4. Difficult to buy in the USA
Due to the ongoing SEC lawsuit, XRP is very difficult to buy in the USA as it is unavailable on most exchanges.
Ripple and the SEC Lawsuit
Ripple came into the limelight in 2020 when the U.S. Securities and Exchange Commission(SEC) sued Ripple and executives Chris Larsen and Brad Garlinghouse alleging that they had raised over $1.3 billion by selling unregistered securities.
This marks one of the most significant events in the tussle between cryptocurrencies and state regulators. As per the SEC, Ripple had violated Sections 5(a) and 5(c) of the Securities Act, 1933 by the illegal sale of unregistered securities.
In a tweet on December 22, 2020, Ripple CEO Brad Garlinghouse announced that Ripple was not backing out and was ready to fight and win the battle.
SEC’s Take on the Matter
The SEC argues that XRP is a security like shares of a listed company and not a currency. The main conflict is whether XRP can be considered an investment contract over which SEC has regulatory authority. The term “investment contract” is not defined in federal securities law but the Howey test put forth in the 1946 SEC v. W.J.Howey Co. has since been used to define investment contracts.
According to the SEC, XRP satisfies the conditions to be a security because $1.3 billion worth of XRP was sold by Ripple to fund the development of its platform. In addition, Ripple also availed of labor and marketing-relating services by paying for the same with XRP.
The SEC further argued that XRP should be considered an investment contract because XRP purchasers clearly expected to profit from their purchase due to Ripple’s activities.
Ripple’s Counter Argument
Since Ripple did not want to settle with the SEC, the case went to trial. The first conflict was over the fact that Ripple was never notified or warned about XRP being considered a security which the regulator also accepted.
Further, Ripple argued that XRP does not have all the ingredients to be considered an investment contract. There was no contract signed which imposed post-sale obligations on the promoters or guaranteed investors the right to receive profit.
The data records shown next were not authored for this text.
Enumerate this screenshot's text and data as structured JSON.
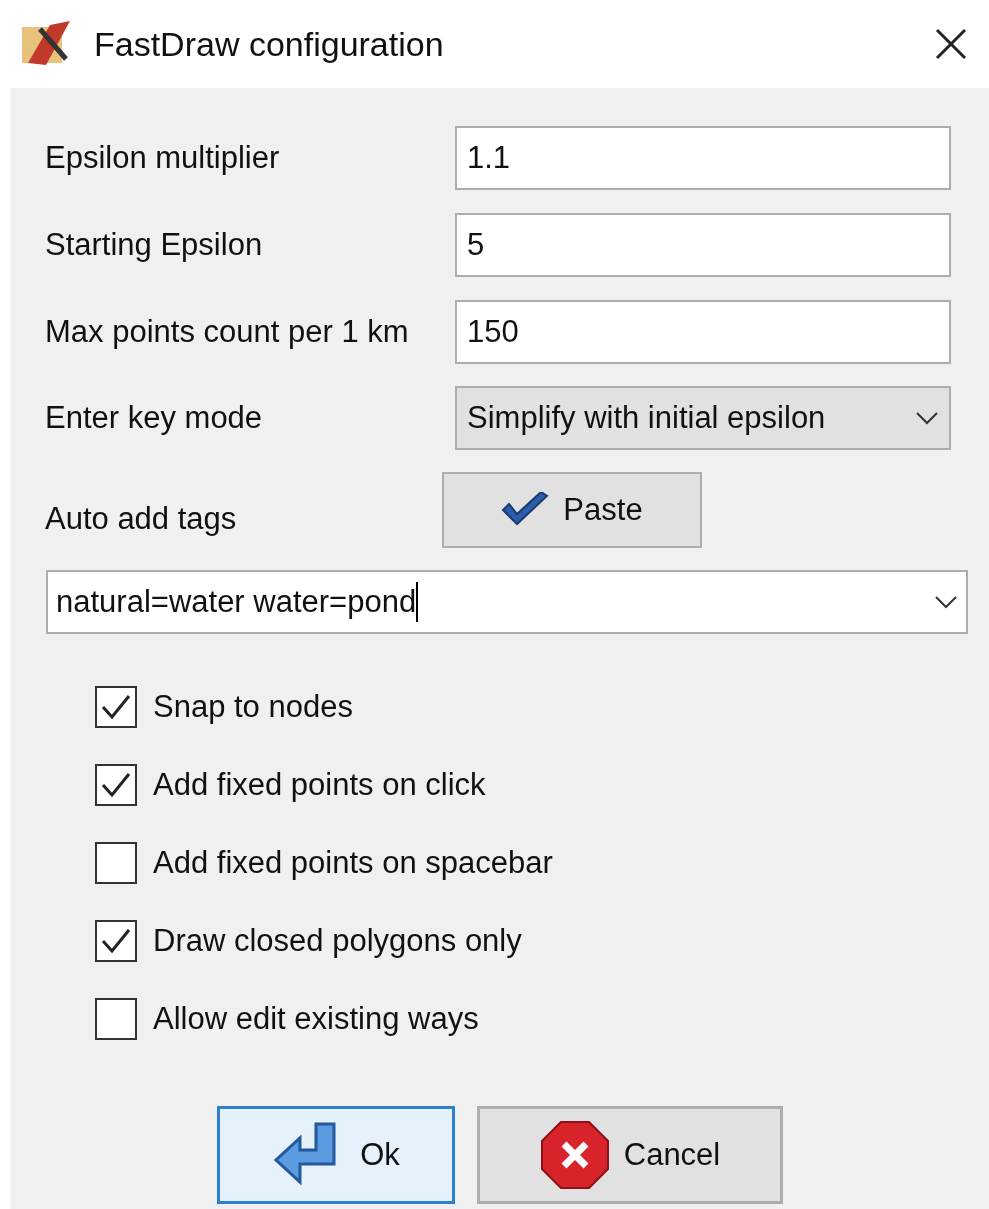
{
  "window": {
    "title": "FastDraw configuration"
  },
  "fields": [
    {
      "label": "Epsilon multiplier",
      "value": "1.1"
    },
    {
      "label": "Starting Epsilon",
      "value": "5"
    },
    {
      "label": "Max points count per 1 km",
      "value": "150"
    }
  ],
  "enter_key_mode": {
    "label": "Enter key mode",
    "value": "Simplify with initial epsilon"
  },
  "auto_add_tags": {
    "label": "Auto add tags",
    "paste_button": "Paste",
    "value": "natural=water water=pond"
  },
  "options": [
    {
      "label": "Snap to nodes",
      "checked": true
    },
    {
      "label": "Add fixed points on click",
      "checked": true
    },
    {
      "label": "Add fixed points on spacebar",
      "checked": false
    },
    {
      "label": "Draw closed polygons only",
      "checked": true
    },
    {
      "label": "Allow edit existing ways",
      "checked": false
    }
  ],
  "buttons": [
    {
      "kind": "ok",
      "label": "Ok",
      "selected": true
    },
    {
      "kind": "cancel",
      "label": "Cancel",
      "selected": false
    }
  ]
}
Therefore, XRP cannot be considered an investment contract or security under the 1933 Act.
Also, the company states that since XRP is a virtual currency, it is outside the regulatory purview of the SEC. Another big argument by Ripple is why should Ethereum(ETH) which is similar to XRP in terms of “unregistered securities” get a pass.
Two years later, at the time of writing this article, the case is still ongoing in the court of judge Analisa Torres of the U.S. District Court for the New York South District. XRP has remained delisted from US crypto exchanges since 2021.
The case has become bigger than Ripple since the judgement would have a significant impact on the whole crypto ecosystem. The judgement would set the tone for further regulations for cryptocurrencies which currently operate in a legal grey area. It will determine whether cryptocurrencies like XRP can be reasonably considered securities or not.
On the other hand, if the decision is in favour of Ripple, it would be a major defeat for SEC. It would have some crucial implications for future SEC litigations due to the re-examination of the investment contract concept in a digital age.
The Bottom Line
Ripple was one of the most ambitious projects in the blockchain and cryptocurrency space. It set out to bring a change in the inefficient cross-border payment system. It has steadily grown over the years and counts Bank of America, Santander, Kotak Mahindra Bank and TransferGo among prominent RippleNet partners.
However, XRP is still prone to extreme volatility in its price by virtue of being a cryptocurrency. Therefore, if you want to invest in XRP, make sure it is money you can afford to lose.
The SEC allegations and the prolonged lawsuit may have dampened some enthusiasm about Ripple(XRP) but it still remains one of the most popular cryptocurrencies.